Of course, I have only seen the tutorial, but I've seen a lot of those and I've seen plenty worse.


  1. Well it certainly looks like they've solved that sex/gender problem by renaming male and female. Don't see anything too gender-stereotypical in the screenshots or tutorial description — LOL. "Conventionally beautiful" is one thing, but why oh why does every game have to be "conventionally sexy". (14-year-old boys, right.)

    Honestly, if you aren't going to address the actual issues, just leave "male" and "female" alone — maybe add a "non-gendered" character option and throw a few non-gendered NPCs in, which would be pretty easy and would be at least a step toward the current century.

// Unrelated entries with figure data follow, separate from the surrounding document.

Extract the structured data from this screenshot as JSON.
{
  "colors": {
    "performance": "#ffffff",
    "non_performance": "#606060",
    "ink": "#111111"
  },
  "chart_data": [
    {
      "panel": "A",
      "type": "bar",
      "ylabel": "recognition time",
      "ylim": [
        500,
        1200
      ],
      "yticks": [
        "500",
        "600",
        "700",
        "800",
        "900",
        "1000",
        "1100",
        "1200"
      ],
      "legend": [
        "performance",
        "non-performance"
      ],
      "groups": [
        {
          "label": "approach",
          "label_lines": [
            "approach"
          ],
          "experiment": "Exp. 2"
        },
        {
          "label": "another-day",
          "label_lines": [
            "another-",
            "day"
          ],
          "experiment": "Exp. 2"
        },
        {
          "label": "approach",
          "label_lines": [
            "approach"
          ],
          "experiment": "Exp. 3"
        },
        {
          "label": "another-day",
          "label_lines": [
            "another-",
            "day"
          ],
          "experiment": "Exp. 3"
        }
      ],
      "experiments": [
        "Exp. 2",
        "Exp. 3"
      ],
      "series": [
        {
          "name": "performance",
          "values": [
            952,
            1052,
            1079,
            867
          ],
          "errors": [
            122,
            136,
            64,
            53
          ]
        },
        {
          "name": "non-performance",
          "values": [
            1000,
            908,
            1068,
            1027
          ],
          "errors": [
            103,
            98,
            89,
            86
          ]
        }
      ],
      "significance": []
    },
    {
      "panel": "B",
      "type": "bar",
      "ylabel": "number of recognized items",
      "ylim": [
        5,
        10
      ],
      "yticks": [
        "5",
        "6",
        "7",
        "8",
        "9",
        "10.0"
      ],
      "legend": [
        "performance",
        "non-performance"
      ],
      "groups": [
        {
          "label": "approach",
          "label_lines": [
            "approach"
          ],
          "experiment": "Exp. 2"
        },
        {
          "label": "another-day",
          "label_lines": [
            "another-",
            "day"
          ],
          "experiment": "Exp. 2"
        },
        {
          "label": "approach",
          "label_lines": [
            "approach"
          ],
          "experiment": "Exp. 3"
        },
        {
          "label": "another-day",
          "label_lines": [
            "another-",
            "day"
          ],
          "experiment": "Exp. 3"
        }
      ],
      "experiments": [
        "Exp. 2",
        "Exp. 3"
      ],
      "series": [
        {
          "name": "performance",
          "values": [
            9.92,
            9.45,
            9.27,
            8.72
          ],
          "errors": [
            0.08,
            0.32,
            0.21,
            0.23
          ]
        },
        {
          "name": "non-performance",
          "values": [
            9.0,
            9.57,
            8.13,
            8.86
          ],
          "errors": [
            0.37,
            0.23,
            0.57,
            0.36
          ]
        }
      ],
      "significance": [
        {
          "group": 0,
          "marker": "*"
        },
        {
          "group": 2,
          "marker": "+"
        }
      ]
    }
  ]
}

    1. I'm finding it increasingly fascinating, watching the developers and publishers dance around the central issue of diversity. It's going to get more and more awkward for them to refit their games for different markets as the differences between regions becomes more marked. The days when the big fear was supposedly the whole world turning into one bland mid-American mall seem a long, long time ago now.

      As for the costumes in PSO2:NG, I find them quite odd. They manage to be both sexualized and oddly sexless at one and the same time. The aesthetic reminds of sportswear, somewhat. I keep thinking my character's wearing a swimming costume. Well, except for that bloody hat. Hard to think about anything else she's wearing while she has that thing on her head.